Speaking of loveable goths, host Noel Fielding has really come into his own. His wardrobe choices, including his epic Dinosaur Jr. jumper, remain utterly inscrutable and probably come from an atelier run by the ghost of Andy Warhol. He sneaks in just enough weirdness to keep us on our toes: “The cake I dreamt of as a child had marzipan arms, and we just held hands together.” And though we thought we would never recover when the show moved off of BBC and lost judge Mary Berry and hosts Sue Perkins and Mel Giedroyc in one fell blow, we have maybe almost forgotten that there was a time when we swore that the show would never be the same.
The show is the same. And maybe this is worrisome to those who sell television for a living? They do try to spice things up a bit as the years go by, for example, going way out into hedonistic territory by adding a Danish Week last season. And this new season started with 13 bakers (a baker’s dozen! Get it? Get it?) instead of the typical 12, which means that there’s always the possibility that two may have to go home on any given week!
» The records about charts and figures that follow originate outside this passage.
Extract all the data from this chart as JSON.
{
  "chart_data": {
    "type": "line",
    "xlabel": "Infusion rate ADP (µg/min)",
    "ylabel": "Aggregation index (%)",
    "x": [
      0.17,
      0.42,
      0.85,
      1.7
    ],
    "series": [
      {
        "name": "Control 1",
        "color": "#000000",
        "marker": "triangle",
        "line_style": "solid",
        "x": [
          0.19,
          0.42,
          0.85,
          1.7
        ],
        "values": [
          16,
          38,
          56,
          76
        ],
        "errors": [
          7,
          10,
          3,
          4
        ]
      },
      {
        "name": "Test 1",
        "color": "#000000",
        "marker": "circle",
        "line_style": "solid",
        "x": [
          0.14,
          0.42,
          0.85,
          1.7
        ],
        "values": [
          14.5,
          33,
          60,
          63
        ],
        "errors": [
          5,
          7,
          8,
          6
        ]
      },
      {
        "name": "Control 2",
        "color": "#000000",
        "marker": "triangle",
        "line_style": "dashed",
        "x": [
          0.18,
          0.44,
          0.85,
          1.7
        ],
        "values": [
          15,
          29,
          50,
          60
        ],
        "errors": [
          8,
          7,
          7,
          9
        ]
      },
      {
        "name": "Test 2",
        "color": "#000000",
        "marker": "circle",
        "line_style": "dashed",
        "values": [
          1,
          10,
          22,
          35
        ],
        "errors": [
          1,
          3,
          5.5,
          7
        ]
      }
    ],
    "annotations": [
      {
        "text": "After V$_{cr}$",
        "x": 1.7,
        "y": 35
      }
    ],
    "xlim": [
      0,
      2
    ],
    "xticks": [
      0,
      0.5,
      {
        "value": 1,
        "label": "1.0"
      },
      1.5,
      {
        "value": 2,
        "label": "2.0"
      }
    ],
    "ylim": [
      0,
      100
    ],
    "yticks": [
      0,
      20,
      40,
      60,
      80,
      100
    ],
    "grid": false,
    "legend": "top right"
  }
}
And I say this facetiously because it’s all well and good. No one needs this show to change, but we’re really just fine when it does. That is, as long as they never lose their soul: kind, lovely, carby happiness wrapped up in a little bit of marshmallowy trauma and sprinkled with the type of naughty jokes whose delivery is so deadpan that your six-year-old has no idea what just flew over his head. We want more of the swiss meringues and the mint jellies and the lovingly diverse cast of bakers who whisper “well done!” to one another as the frightening gingerbread judges circle the room. And if we have to wait a week at a time for it, well that’s just like making a decadent dessert last a little longer. We’ll be glad in the end that The Great British Baking Show forced us to be prudent.